The real truth lies with a clumsy prison release system and poor action within local authorities. Many prisoners are released on a Friday after social services have shut their doors. This leaves rough sleeping as the only option for ex-offenders before seeking shelter through their local authority.

People leaving prison are known to re-commit crime to avoid homelessness. And, considering their circumstances, it's not difficult to see why. It is upsetting to know our society is failing ex-offenders. Even more annoying to see how the press spin that failing into a 'public safety' issue. Prisoners safety is at risk. Especially when their only course of action to have a roof over their head and food in their belly is to re-offend.

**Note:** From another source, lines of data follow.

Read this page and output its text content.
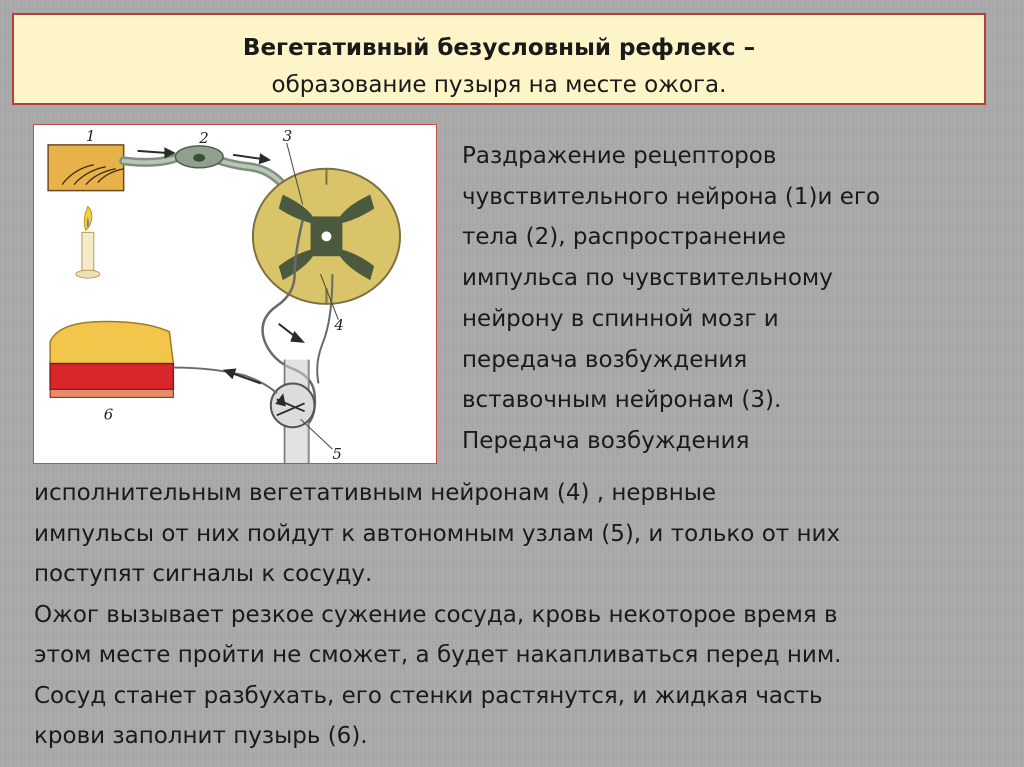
Вегетативный безусловный рефлекс –
образование пузыря на месте ожога.
1	2	3
4
5
6
Раздражение рецепторов
чувствительного нейрона (1)и его
тела (2), распространение
импульса по чувствительному
нейрону в спинной мозг и
передача возбуждения
вставочным нейронам (3).
Передача возбуждения
исполнительным вегетативным нейронам (4) , нервные
импульсы от них пойдут к автономным узлам (5), и только от них
поступят сигналы к сосуду.
Ожог вызывает резкое сужение сосуда, кровь некоторое время в
этом месте пройти не сможет, а будет накапливаться перед ним.
Сосуд станет разбухать, его стенки растянутся, и жидкая часть
крови заполнит пузырь (6).
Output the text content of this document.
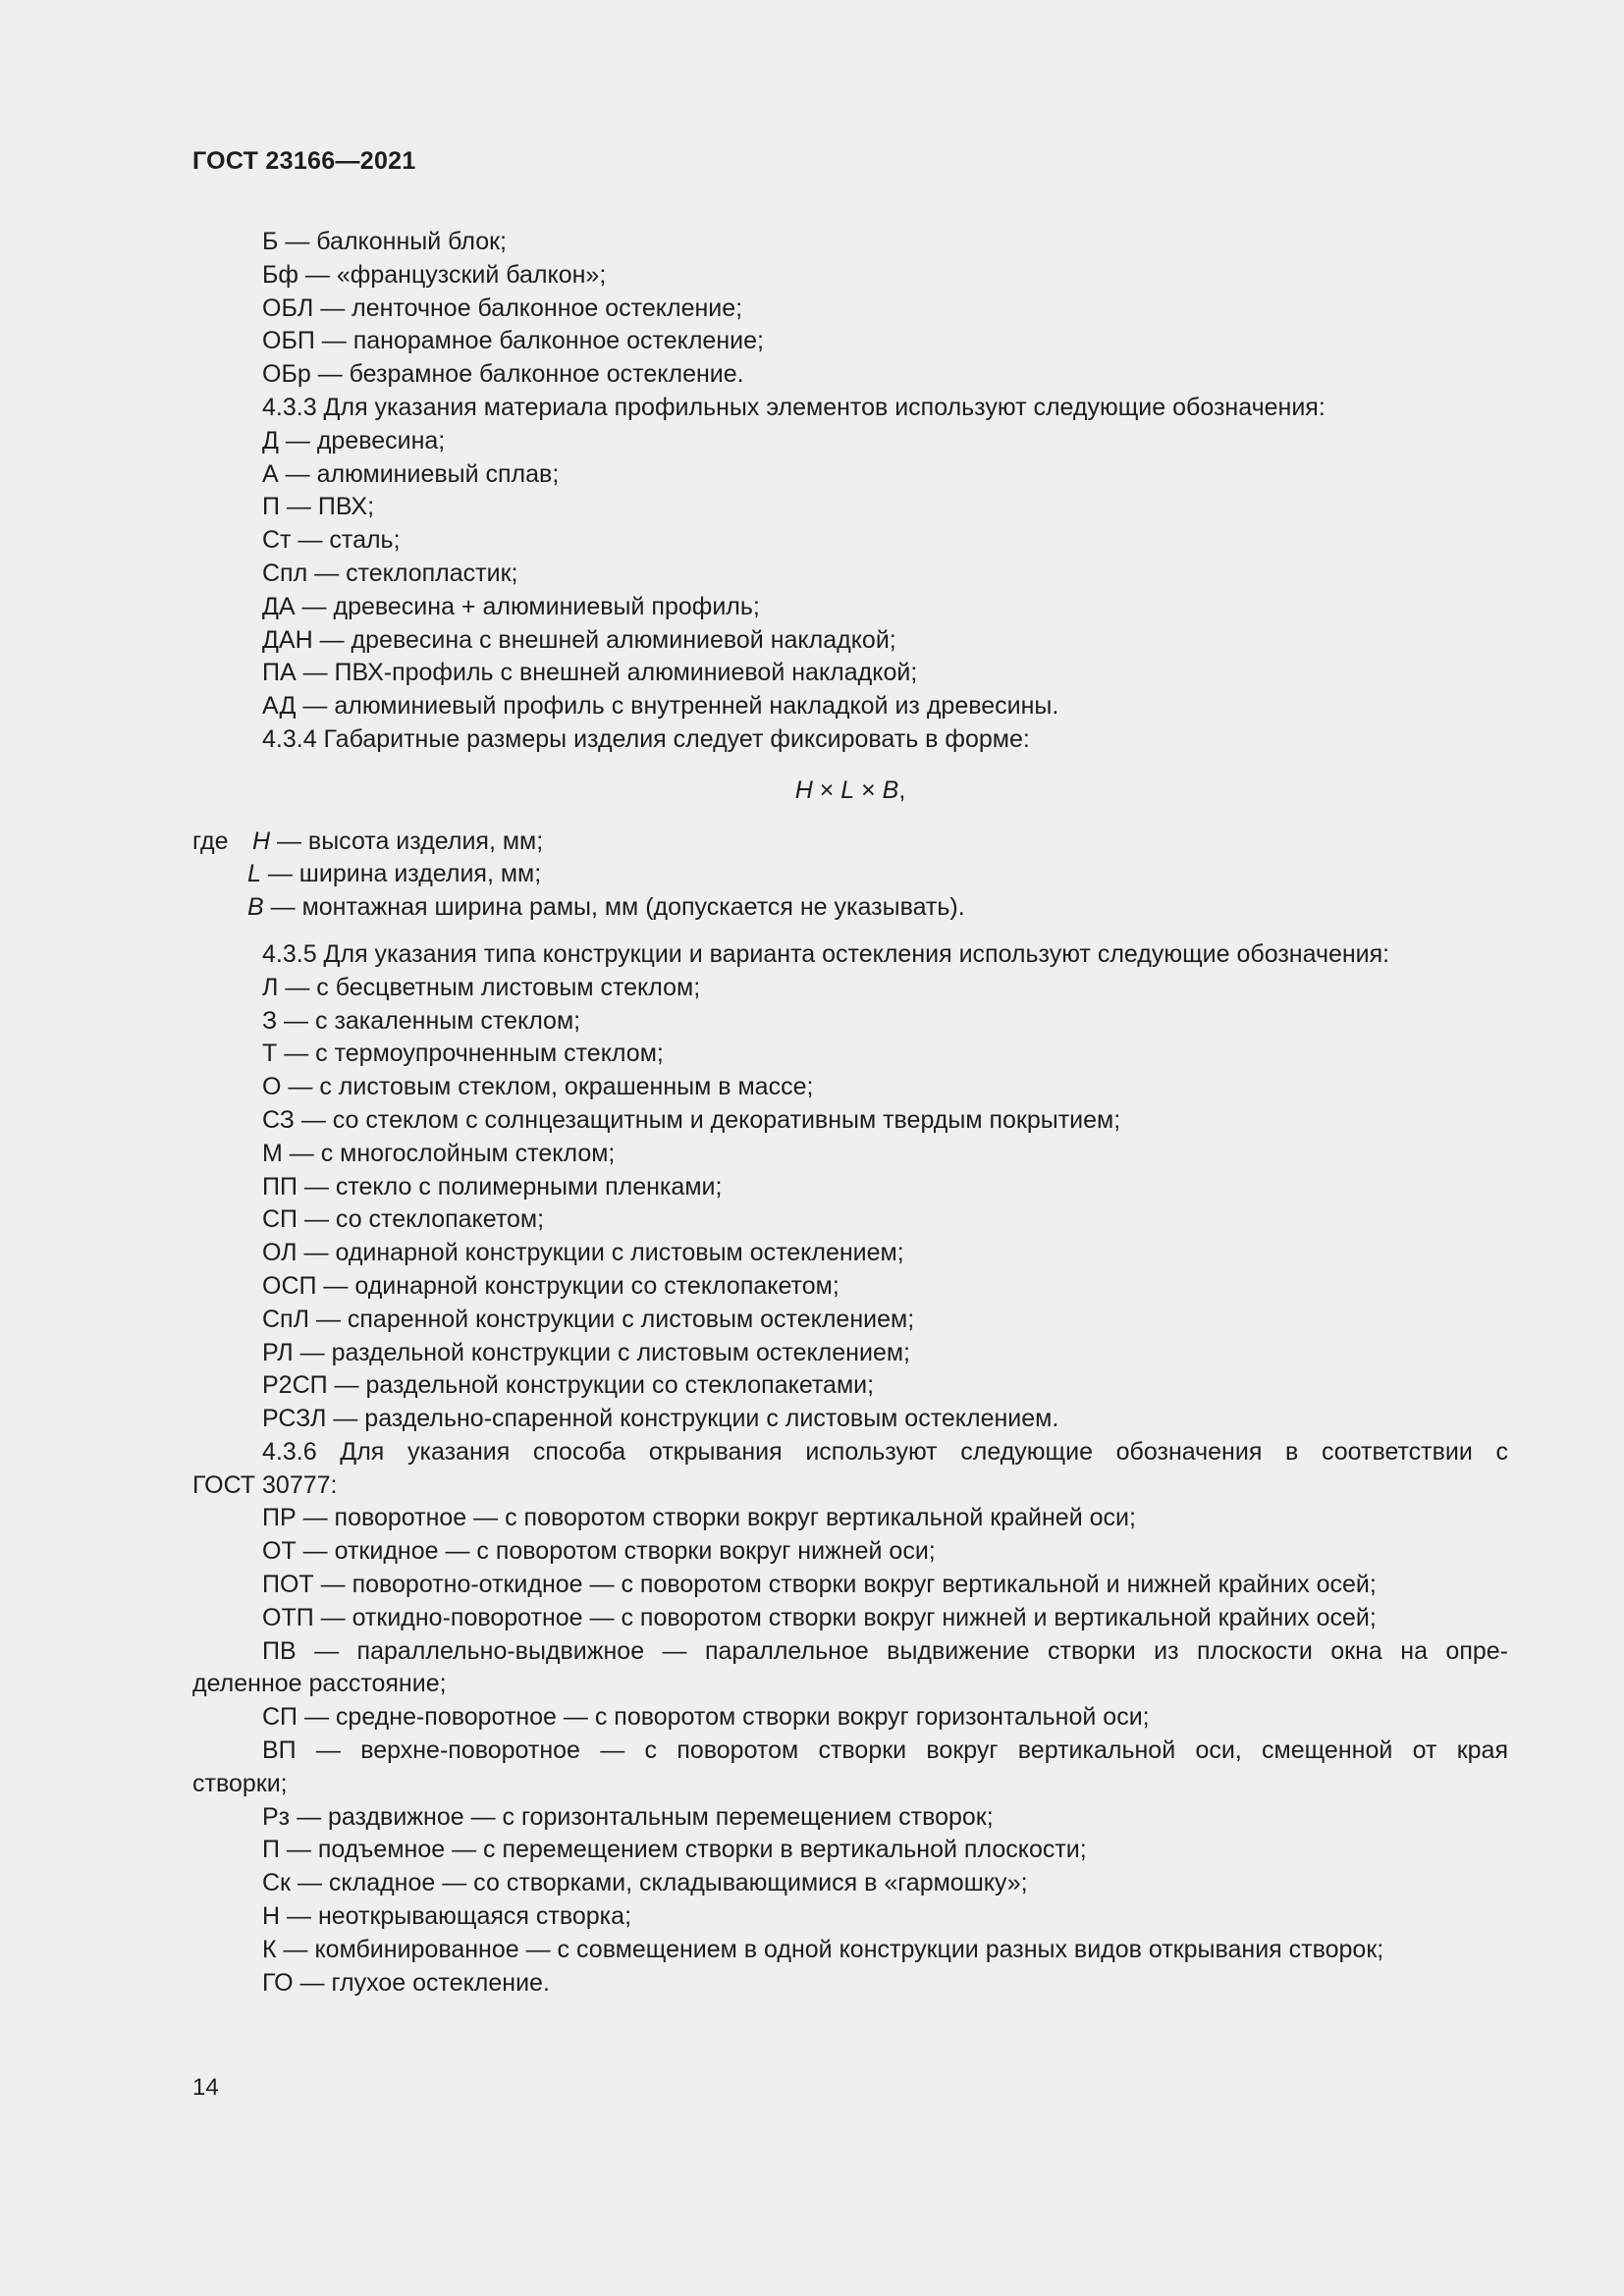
ГОСТ 23166—2021
Б — балконный блок;
Бф — «французский балкон»;
ОБЛ — ленточное балконное остекление;
ОБП — панорамное балконное остекление;
ОБр — безрамное балконное остекление.
4.3.3 Для указания материала профильных элементов используют следующие обозначения:
Д — древесина;
А — алюминиевый сплав;
П — ПВХ;
Ст — сталь;
Спл — стеклопластик;
ДА — древесина + алюминиевый профиль;
ДАН — древесина с внешней алюминиевой накладкой;
ПА — ПВХ-профиль с внешней алюминиевой накладкой;
АД — алюминиевый профиль с внутренней накладкой из древесины.
4.3.4 Габаритные размеры изделия следует фиксировать в форме:
H × L × B,
где H — высота изделия, мм;
L — ширина изделия, мм;
B — монтажная ширина рамы, мм (допускается не указывать).
4.3.5 Для указания типа конструкции и варианта остекления используют следующие обозначения:
Л — с бесцветным листовым стеклом;
З — с закаленным стеклом;
Т — с термоупрочненным стеклом;
О — с листовым стеклом, окрашенным в массе;
СЗ — со стеклом с солнцезащитным и декоративным твердым покрытием;
М — с многослойным стеклом;
ПП — стекло с полимерными пленками;
СП — со стеклопакетом;
ОЛ — одинарной конструкции с листовым остеклением;
ОСП — одинарной конструкции со стеклопакетом;
СпЛ — спаренной конструкции с листовым остеклением;
РЛ — раздельной конструкции с листовым остеклением;
Р2СП — раздельной конструкции со стеклопакетами;
РСЗЛ — раздельно-спаренной конструкции с листовым остеклением.
4.3.6 Для указания способа открывания используют следующие обозначения в соответствии с
ГОСТ 30777:
ПР — поворотное — с поворотом створки вокруг вертикальной крайней оси;
ОТ — откидное — с поворотом створки вокруг нижней оси;
ПОТ — поворотно-откидное — с поворотом створки вокруг вертикальной и нижней крайних осей;
ОТП — откидно-поворотное — с поворотом створки вокруг нижней и вертикальной крайних осей;
ПВ — параллельно-выдвижное — параллельное выдвижение створки из плоскости окна на опре-
деленное расстояние;
СП — средне-поворотное — с поворотом створки вокруг горизонтальной оси;
ВП — верхне-поворотное — с поворотом створки вокруг вертикальной оси, смещенной от края
створки;
Рз — раздвижное — с горизонтальным перемещением створок;
П — подъемное — с перемещением створки в вертикальной плоскости;
Ск — складное — со створками, складывающимися в «гармошку»;
Н — неоткрывающаяся створка;
К — комбинированное — с совмещением в одной конструкции разных видов открывания створок;
ГО — глухое остекление.
14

Crisis, a charity aimed at ending homelessness, state "having stable accommodation can reduce the risk of re-offending by 20%." They are pushing the government to make preventing homelessness in prison leavers a priority.

Homelessness Reduction Act 2018

The Homelessness Reduction Act helps stop people leaving prison in England from becoming homeless. The Act puts a duty on prison and probation services to refer people to the local authority if they are at risk of homelessness. However, since the act came in, it has served as a reporting exercise rather than an active engagement service.

Picking up on Justin Russel's comment above, it's clear we see things very differently. His comment refers to ex-prisoners who find themselves homeless after serving their sentence. However, a lack of action by agencies before any release date, is the real starting point for everything else to happen.

Homelessness is an increasing problem in society. One which politicians are aware of but push to the bottom of their agenda in favour of more pressing policies. The present political system lets down the under valued, turning away from homeless issues. This echoes through the public, who also turn away when seeing rough sleepers on the streets.

Until we stand and face the problem of inequality with compassion, those who struggle will continue to lose their voice. Likewise, until we stop using over dramatic headlines in our media, people will continue to turn their heads away. These headlines encourage people to walk past the needy out of fear for their safety.

With public safety of utmost importance, it is crucial to understand, when prisoners are released, they too become members of the public.